For Edd Straw, it's a 3.30am revelation in Las Vegas that's lodged in his mind.

The Las Vegas Grand Prix was always likely to be, for better or worse, the most memorable race weekend of the 2023 Formula 1 season.

But while for many watching the sight of Carlos Sainz clouting a utility cover early in free practice will spring to mind, for me it was a moment later in the day that encapsulated the unique absurdity of the race weekend.

The combination of the lengthy delay and the uncertainty about free practice happening at all, then the shameful moment when those fans who did hang around were sent home shortly before the cars did run again, meant FP2 was already a storied session when it kicked off at 2.30am local time.

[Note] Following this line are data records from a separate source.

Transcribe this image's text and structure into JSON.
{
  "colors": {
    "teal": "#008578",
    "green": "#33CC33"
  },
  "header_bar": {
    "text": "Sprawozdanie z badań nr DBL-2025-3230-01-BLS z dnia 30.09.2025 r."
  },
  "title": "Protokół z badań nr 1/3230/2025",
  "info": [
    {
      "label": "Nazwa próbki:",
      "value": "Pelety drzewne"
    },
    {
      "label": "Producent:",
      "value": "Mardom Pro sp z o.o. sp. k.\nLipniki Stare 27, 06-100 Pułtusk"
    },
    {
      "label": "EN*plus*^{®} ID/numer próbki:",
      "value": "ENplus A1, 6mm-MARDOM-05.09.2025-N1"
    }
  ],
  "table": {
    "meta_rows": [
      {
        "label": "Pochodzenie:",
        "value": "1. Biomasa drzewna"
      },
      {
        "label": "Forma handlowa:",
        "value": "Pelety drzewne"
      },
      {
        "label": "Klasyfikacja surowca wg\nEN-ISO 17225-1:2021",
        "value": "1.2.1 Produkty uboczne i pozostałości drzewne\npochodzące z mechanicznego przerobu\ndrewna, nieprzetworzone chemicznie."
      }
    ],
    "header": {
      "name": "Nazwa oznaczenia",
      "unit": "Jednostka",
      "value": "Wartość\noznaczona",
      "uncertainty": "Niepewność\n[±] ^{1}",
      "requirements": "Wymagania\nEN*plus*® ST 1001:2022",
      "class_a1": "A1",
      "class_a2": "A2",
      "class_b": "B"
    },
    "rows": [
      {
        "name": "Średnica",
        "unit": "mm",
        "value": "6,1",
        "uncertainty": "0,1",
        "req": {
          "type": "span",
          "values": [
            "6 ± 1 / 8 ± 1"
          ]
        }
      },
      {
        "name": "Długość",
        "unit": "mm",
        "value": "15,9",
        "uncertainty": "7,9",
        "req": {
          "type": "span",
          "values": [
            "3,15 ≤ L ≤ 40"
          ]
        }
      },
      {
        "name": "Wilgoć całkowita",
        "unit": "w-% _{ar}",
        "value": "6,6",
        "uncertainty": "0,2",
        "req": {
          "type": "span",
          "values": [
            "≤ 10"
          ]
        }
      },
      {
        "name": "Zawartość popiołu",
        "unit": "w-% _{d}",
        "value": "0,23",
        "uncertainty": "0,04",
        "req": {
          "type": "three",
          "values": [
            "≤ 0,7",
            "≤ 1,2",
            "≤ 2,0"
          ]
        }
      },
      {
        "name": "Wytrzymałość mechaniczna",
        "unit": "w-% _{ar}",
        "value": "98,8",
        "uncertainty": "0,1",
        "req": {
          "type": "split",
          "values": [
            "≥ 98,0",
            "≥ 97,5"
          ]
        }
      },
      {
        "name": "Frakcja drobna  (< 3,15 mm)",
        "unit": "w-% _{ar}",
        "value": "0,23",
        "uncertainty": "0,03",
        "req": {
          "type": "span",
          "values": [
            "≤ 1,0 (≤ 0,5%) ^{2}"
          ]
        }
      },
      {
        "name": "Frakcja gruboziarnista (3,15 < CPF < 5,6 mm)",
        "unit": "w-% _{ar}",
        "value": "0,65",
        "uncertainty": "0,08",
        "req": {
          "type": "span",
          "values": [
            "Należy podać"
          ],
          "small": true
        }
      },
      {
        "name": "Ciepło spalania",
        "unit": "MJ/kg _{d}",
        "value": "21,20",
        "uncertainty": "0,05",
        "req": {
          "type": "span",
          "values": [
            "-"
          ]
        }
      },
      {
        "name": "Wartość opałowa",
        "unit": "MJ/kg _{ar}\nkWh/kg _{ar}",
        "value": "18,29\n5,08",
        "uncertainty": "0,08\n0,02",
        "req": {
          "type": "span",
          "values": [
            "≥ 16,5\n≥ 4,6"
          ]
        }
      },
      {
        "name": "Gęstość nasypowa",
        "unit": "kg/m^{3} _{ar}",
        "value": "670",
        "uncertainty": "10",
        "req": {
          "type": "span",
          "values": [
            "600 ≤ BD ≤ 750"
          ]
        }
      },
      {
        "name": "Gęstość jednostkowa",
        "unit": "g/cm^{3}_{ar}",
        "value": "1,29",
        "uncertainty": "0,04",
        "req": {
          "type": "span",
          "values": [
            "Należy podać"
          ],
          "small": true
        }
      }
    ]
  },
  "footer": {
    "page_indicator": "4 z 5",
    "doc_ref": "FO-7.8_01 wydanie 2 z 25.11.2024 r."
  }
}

Practice proceeded without a hitch, but I can distinctly remember a moment in the media centre while following the session roughly an hour into it that the ridiculousness of the whole thing struck me.

As I pointed out to my colleague, Scott Mitchell-Malm, we were watching a 90-minute free practice session at half-past-three in the morning in the centre of one of the most famous cities on earth. Even having become accustomed to the increasingly bizarre timing of F1 running in general, this was difficult to fully comprehend.

All the positives and negatives of the event were laid bare in that moment - everything from the genuinely remarkable achievement of F1 pulling off turning the centre of Las Vegas and The Strip into a high-speed racetrack to the shambolic communication and flat-footed PR responses to everything that happened that day.

That moment, bordering on delirium given I'd been in the timezone for a week (although the bizarre timings of the race weekend meant almost nobody was close to being on the right adjusted time of day) will always be emblematic of a first Vegas race that had some serious problems, but ultimately delivered for F1.